Interesting. And much more satisfying and festive than the dull theory that they are “condensations of H2O”. I decided I wanted to know more. “What is the sky?” I asked. “It’s blue for Easter” came the confident reply. “And the sun is yellow for Easter too.” Trees are also, curiously, brown for Easter.

I liked these explanations much better than the conventional ones too, so I opted not to “correct” them. The wise thing to do in the presence of great insight is to bow to the fullness of the mystery, not lecture it pedantically.

And the insights are mysterious! A more prosaic soul than Peter’s would muddy the water with dim, dumb questions like “How does popcorn stay up there?” But, of course, the answer that any three year old knows is, “God makes it stay up there.” Cryptic? You bet. But what prophet isn’t? You don’t go to the Oracle at Delphi expecting an analysis of Dow Jones Industrial Averages. You go looking for insights that might have eluded the rest of the world, and such insights are nearly always cryptic, yet typically truer than mere fact.

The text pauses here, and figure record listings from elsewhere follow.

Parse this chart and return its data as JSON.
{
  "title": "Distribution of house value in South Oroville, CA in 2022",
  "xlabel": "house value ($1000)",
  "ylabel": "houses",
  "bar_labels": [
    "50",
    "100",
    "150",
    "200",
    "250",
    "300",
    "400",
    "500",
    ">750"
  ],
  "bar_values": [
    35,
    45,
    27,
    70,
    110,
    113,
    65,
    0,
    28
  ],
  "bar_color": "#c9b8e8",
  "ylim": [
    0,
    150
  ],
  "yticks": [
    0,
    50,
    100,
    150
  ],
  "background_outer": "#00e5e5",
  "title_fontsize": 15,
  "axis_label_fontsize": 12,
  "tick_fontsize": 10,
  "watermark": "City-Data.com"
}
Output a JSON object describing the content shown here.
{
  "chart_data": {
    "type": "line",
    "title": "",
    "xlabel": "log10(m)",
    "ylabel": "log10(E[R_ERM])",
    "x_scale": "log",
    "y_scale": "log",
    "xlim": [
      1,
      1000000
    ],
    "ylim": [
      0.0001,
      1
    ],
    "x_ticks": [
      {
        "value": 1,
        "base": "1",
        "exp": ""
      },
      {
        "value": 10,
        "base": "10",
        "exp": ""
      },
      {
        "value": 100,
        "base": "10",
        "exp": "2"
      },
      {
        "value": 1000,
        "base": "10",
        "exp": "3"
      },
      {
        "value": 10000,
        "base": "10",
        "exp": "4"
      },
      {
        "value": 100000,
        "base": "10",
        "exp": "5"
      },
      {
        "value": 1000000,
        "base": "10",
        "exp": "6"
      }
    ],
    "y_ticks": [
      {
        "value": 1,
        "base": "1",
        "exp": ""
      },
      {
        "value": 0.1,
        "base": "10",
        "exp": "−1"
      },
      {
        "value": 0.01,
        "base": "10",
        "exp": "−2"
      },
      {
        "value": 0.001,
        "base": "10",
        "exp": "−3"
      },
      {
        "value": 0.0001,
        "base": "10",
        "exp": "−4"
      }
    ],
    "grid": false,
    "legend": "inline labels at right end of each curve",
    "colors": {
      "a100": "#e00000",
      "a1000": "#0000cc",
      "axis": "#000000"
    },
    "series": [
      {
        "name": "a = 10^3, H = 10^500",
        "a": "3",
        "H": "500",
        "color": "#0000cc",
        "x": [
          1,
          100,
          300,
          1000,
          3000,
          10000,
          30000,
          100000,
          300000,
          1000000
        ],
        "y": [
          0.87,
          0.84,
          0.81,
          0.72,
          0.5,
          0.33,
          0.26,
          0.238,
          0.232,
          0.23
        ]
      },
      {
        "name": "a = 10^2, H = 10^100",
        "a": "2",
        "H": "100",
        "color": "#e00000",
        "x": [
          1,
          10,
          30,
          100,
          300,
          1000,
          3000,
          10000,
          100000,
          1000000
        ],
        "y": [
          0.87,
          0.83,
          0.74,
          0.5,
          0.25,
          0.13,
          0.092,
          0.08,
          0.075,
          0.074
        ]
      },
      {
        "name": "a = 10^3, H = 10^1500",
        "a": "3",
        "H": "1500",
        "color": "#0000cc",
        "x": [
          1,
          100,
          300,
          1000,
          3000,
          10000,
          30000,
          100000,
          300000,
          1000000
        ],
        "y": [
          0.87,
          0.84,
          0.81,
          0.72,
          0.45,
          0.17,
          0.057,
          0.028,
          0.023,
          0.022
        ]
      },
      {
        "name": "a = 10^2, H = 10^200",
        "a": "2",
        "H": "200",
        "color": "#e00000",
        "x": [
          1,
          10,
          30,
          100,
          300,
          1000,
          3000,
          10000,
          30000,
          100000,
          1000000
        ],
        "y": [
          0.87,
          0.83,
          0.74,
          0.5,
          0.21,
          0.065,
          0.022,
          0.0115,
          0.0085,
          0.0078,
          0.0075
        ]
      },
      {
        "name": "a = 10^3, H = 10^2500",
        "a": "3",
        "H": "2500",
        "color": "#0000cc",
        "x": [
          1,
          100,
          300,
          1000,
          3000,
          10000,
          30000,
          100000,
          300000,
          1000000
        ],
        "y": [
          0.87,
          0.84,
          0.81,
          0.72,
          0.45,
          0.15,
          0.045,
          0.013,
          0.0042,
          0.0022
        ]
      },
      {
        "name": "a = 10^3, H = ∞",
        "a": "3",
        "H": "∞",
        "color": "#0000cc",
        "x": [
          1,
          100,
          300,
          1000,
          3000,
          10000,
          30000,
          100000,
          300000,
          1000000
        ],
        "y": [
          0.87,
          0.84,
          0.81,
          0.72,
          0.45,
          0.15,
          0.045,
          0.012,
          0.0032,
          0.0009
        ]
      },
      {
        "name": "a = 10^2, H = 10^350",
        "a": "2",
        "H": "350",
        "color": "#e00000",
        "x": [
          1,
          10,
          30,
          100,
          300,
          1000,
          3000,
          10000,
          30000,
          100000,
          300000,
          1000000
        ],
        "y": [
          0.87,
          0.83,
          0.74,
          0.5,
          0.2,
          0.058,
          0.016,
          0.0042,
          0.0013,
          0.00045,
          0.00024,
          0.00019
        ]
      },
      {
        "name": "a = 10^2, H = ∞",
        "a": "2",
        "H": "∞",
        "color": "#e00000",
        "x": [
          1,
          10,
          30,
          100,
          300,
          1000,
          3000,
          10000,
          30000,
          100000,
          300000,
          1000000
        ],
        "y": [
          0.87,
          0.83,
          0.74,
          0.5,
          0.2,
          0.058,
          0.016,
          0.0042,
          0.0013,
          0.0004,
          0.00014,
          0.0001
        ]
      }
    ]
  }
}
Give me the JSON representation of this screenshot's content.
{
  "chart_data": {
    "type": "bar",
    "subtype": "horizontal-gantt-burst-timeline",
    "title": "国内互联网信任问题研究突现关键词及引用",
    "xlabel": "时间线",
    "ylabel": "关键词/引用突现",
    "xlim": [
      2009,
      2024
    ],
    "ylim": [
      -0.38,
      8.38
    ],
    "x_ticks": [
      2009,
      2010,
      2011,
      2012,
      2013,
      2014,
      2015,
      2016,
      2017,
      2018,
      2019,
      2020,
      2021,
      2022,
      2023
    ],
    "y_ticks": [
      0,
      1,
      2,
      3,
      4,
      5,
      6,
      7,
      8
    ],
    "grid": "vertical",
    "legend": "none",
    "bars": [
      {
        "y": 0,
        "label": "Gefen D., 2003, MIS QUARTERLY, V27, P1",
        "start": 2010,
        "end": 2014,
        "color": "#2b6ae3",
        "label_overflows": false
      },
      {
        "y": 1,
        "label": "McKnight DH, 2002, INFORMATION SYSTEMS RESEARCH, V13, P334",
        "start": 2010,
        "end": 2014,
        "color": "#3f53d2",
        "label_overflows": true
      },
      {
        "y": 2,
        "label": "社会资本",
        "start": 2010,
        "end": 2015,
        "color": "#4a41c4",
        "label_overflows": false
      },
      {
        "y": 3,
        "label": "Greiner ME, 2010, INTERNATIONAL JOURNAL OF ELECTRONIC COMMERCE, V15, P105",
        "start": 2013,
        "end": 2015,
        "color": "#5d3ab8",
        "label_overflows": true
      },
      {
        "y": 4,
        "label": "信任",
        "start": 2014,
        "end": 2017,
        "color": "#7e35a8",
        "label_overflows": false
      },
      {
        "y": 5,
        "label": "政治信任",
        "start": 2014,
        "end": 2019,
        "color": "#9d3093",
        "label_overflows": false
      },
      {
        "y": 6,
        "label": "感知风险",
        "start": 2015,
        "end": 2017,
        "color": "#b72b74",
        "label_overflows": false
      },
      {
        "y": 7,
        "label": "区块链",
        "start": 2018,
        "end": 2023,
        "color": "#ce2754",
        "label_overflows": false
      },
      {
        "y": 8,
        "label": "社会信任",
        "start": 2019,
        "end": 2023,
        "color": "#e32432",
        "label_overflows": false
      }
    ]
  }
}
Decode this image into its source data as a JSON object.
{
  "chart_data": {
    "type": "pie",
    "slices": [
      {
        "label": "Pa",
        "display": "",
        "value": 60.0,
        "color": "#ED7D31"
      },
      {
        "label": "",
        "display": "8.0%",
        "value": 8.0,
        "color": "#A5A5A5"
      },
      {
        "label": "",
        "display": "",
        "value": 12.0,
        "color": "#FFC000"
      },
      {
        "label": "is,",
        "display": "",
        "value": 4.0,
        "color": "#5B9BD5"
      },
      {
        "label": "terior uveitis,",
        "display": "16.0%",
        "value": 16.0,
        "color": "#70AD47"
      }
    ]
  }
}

I have come to the conclusion that the sky is blue and the sun is yellow for Easter, just as clouds are God’s popcorn. Those who think they know that the sky is really blue because of light diffusion and the sun is really yellow because of nuclear fusion simply don’t know how to look at things aright. They are the sort of people who insist that Romeo and Juliet is really just people in costumes talking to each other in front of a wooden stage set. They fail to see that this is not what the play is, but only what it is made of. God made the sky, sun and clouds of atoms and light waves. But he made them for Easter.

Out of the mouths of babes and sucklings, Thou hast perfected praise.